Basava works as a stunt double in films. As he is in dire need of money, he steals the bride's jewelry from a marriage. Basava is accompanied by his friend John. While trying to escape from the Police, Basava and John see Agraharam Geetha, who has met with an accident. They decide to help Geetha and take her along in their car. Basava, John, and Geetha reach a mysterious place named Bhairavakona. There they meet Dr. Narappa for Geetha's treatment in Bhairavakona, where they experience strange things. What are they? What made Basava steal jewellery? Who is Bhoomi, and how is she related to Basava? What is the enigma behind Bhairavakona? This forms the crux of the story.

==Production==
The film was launched with a Muhurtham pooja on 19 September 2021 in Hyderabad.

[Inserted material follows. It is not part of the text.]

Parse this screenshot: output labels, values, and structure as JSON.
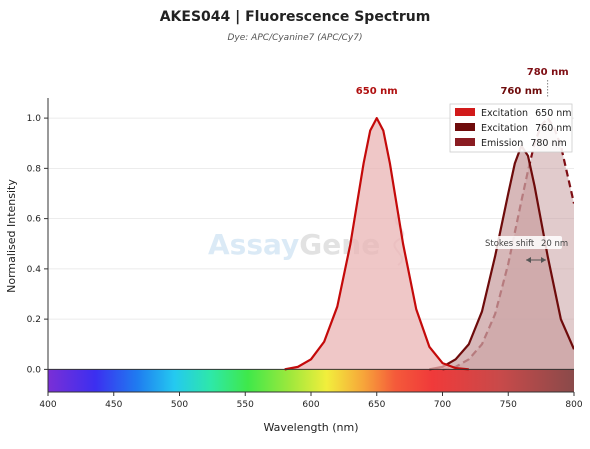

On 7 May 2022, the creators of the film unveiled the initial glimpse and title on Sundeep Kishan's birthday. Subsequently, on 23 June 2023, the Principal photography for the film wrapped up, marking the end of the production phase.

==Soundtrack==
The soundtrack and film score of the film were composed by Shekar Chandra. The music rights of the film were acquired by Aditya Music. The first track from the album, "Nijame Ne Chebutunna", was released on 31 March 2023. This was followed by the second track, "Humma Humma", on 27 December 2023. The third track, "Haromhara", was released on 11 February 2024. The remaining singles, "Kill The Devil" and "Idi Bhairavakona" were released as part of a jukebox on 15 February 2024.

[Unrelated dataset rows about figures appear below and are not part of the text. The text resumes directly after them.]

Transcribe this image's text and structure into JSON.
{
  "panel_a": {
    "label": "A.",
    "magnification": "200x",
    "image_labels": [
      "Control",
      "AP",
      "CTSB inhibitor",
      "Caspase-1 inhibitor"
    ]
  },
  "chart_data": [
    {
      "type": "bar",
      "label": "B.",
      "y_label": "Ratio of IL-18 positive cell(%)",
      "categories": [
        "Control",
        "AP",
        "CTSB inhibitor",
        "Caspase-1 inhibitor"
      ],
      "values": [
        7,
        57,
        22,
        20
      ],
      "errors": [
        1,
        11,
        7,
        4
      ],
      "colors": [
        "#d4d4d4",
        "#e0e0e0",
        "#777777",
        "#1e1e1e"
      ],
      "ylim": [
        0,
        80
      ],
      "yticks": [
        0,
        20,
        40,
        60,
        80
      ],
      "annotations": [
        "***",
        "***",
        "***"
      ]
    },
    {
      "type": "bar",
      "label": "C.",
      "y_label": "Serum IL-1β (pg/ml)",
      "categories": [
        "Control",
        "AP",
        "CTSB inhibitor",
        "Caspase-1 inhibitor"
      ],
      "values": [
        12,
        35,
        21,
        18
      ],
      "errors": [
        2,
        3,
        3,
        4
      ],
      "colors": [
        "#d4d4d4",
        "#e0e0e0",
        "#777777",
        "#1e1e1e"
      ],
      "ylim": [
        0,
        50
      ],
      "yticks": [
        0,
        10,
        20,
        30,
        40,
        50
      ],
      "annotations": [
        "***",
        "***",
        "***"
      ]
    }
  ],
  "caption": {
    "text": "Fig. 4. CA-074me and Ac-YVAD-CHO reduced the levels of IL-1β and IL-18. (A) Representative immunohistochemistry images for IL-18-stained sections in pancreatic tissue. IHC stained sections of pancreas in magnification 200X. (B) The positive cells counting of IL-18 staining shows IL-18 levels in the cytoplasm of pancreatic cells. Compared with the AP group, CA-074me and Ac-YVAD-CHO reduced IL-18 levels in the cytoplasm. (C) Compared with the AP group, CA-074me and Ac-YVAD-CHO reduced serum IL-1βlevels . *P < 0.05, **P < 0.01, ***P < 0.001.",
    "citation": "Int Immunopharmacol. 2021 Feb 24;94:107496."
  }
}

| No. | Title | Lyrics | Singer(s) | Length |
|---|---|---|---|---|
| 1. | "Nijame Ne Chebutunna" | Sri Mani | Sid Sriram | 3:34 |
| 2. | "Humma Humma" | Shekar Chandra, Tirupathi Jaavana | Ram Miriyala | 3:09 |
| 3. | "Haromhara" | Chaitu Satsangi | Chaitu Satsangi | 2:27 |
| 4. | "Kill The Devil" | Nikesh Kumar Dasagrandhi | Shekar Chandra, Dinesh Rudra, Rithesh G Rao | 2:05 |
| 5. | "Idi Bairavakona" | Chaitu Satsangi | Chaitu Satsangi | 1:46 |

==Release==

Ooru Peru Bhairavakona, initially scheduled for release on 9 February 2024, was postponed to 16 February 2024. However, premiere shows were available from 14 February 2024. The decision to reschedule the release was attributed to the preference for a solo release of Eagle.

The film premiered on Amazon Prime Video on 8 March 2024.

== Reception ==
The Hindu stated that "Ooru Peru Bhairavakona has interesting ideas that do not translate into an engrossing fantasy drama". Neeshita Nyayapati of Hindustan Times opined that "Ooru Peru Bhairavakona is a popcorn watch that is not as complex as it feels initially. It helps that the lead cast perform their roles well, ably aided by Raj Thota's cinematography".